"I thought about this
Problem is pay to play places just won't take patients who aren't going to have good outcomes. This was the fundamental problem that led to getting paid equally regardless of outcome. ER's will become even bigger money pits because they will be forced to accept patients who are going to die on them.
The worst healthcare will be provided to those who need the best healthcare.
The best healthcare will be provided to the patients who would have lived anyways.
The linking pay to outcomes system just encourages counter productive behavior. It is basic economics and it will result in each facility in the healthcare system converging one of two ways (to either extreme). Either you will get better and better care and be more selective about your patients (only taking those who will live so you get the best reembursment) or you will provide worse and worse care forcing you to take more patients (in number) to make up for less $ per patient ultimately landing yourself in a position where you end up at one end or the other of the spectrum. "
An analogy: I needed a new engine in my Nissan Sentra. The shop dithered and ran up bill after bill and wouldn't admit they couldn't do it. I didn't pay them, I cancelled their payment through my credit card company. That is what we need. Tell the truth, do good, not dither and run up the bill then send me to a skilled nursing facility with MRSA to die.
If patients are in a lethal category of diagnosis, and it is verifiable, then they won't be dinged if proper palliative care is done instead of useless serial MRI's, lab draws, and surgeries to keep from getting sued over abandonment or under-treatmen, or wring dollars out of insurance companies.
Cherrypicking isn't hard to spot. And make health care a civil right, then it will be enforced by the FBI with the support of the IRS and other federal government. Especially appealing if they are getting federal money.
As it is, no matter how poorly you are treated, they get paid. If outcomes begin to count (and let's throw in rates of nosocomial infections, surgical and pharmaceutical misadventures, falls, etc on the side of the ledger where you lose money or get decertified), the6h will have incentives to get their act together.

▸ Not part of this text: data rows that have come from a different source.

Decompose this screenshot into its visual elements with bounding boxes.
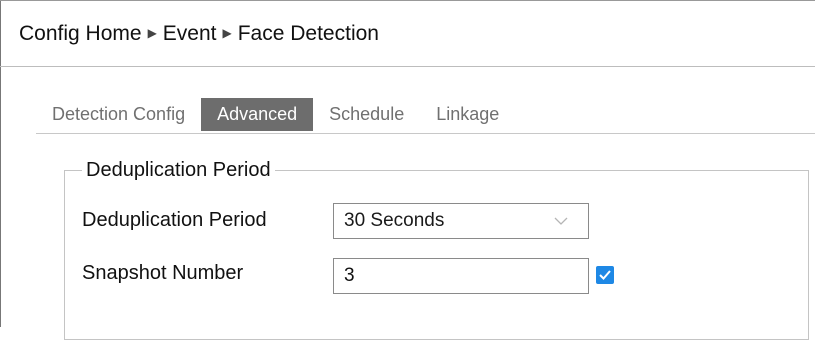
- tab-linkage[interactable]: Linkage: [420, 98, 515, 131]
- breadcrumb-event[interactable]: Event: [163, 22, 217, 46]
- deduplication-fieldset: [64, 170, 809, 340]
- dedup-period-value: 30 Seconds: [344, 210, 445, 231]
- breadcrumb-config-home[interactable]: Config Home: [19, 22, 142, 46]
- snapshot-checkbox[interactable]: [596, 266, 614, 284]
- tab-bar: Detection Config Advanced Schedule Linka…: [36, 98, 815, 134]
- breadcrumb-face-detection: Face Detection: [237, 21, 379, 45]
- checkmark-icon: [599, 270, 611, 280]
- chevron-down-icon: [554, 217, 568, 225]
- fieldset-legend: Deduplication Period: [82, 157, 275, 183]
- snapshot-number-label: Snapshot Number: [82, 262, 244, 284]
- tab-schedule[interactable]: Schedule: [313, 98, 420, 131]
- tab-detection-config[interactable]: Detection Config: [36, 98, 201, 131]
- dedup-period-select[interactable]: 30 Seconds: [333, 203, 589, 239]
- triangle-right-icon: ▶: [147, 25, 157, 40]
- dedup-period-label: Deduplication Period: [82, 209, 267, 231]
- snapshot-number-input[interactable]: [333, 258, 589, 294]
- breadcrumb: Config Home ▶ Event ▶ Face Detection: [0, 0, 815, 67]
- tab-advanced[interactable]: Advanced: [201, 98, 314, 131]
- triangle-right-icon: ▶: [222, 25, 232, 40]
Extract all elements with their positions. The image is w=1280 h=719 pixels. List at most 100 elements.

ER's are loss centers because federal and state medical pays .30 on the dollar sometimes. And the departments are not run to make a profit or break even, they are set up as a chokepoint to care practicing defensive medicine to the max. If the old County hospital and clinic networks were still up and running, private hospitals would not have the ED traffic they have now.
I can see the argument for accountability and goodness knows we need it but the "pay for outcomes" system only leads to two extreme ends. It's just the way it is. Places with poor care won't have an incentive to get their act together, they will either have to run a ton of patients through. Or quit taking patients that are "high risk". I know pulmonologist that don't deal with patients who have cancer, or who are dying, or who end up in hospitals, or anything. They do chronic asthma and COPD only. From a statistics standpoint none of their patients die, they all get treatment, none of their patients get hospitalized as they are referred prior to that happening (unless it is crazy emergent). Does that make them a good pulmonologist....or just good at writing for consults for everything...
There is no good statistical way (That I can think of off hand) to keep hospitals and other health care facilities from rapidly moving towards one of the two extremes.
On a second note health care in this country is already a "civil right", thats been proven time and time again in court. If anything it reinforces the idea that everyone must get paid regardless of outcome because anyone can get any medical care regardless of their financial situation
The fundamental problem with the healthcare system in the US is not the healthcare system. It is the legal system, in several ways, primarily two. 1. Regulation and 2. Civil action (Lawsuits).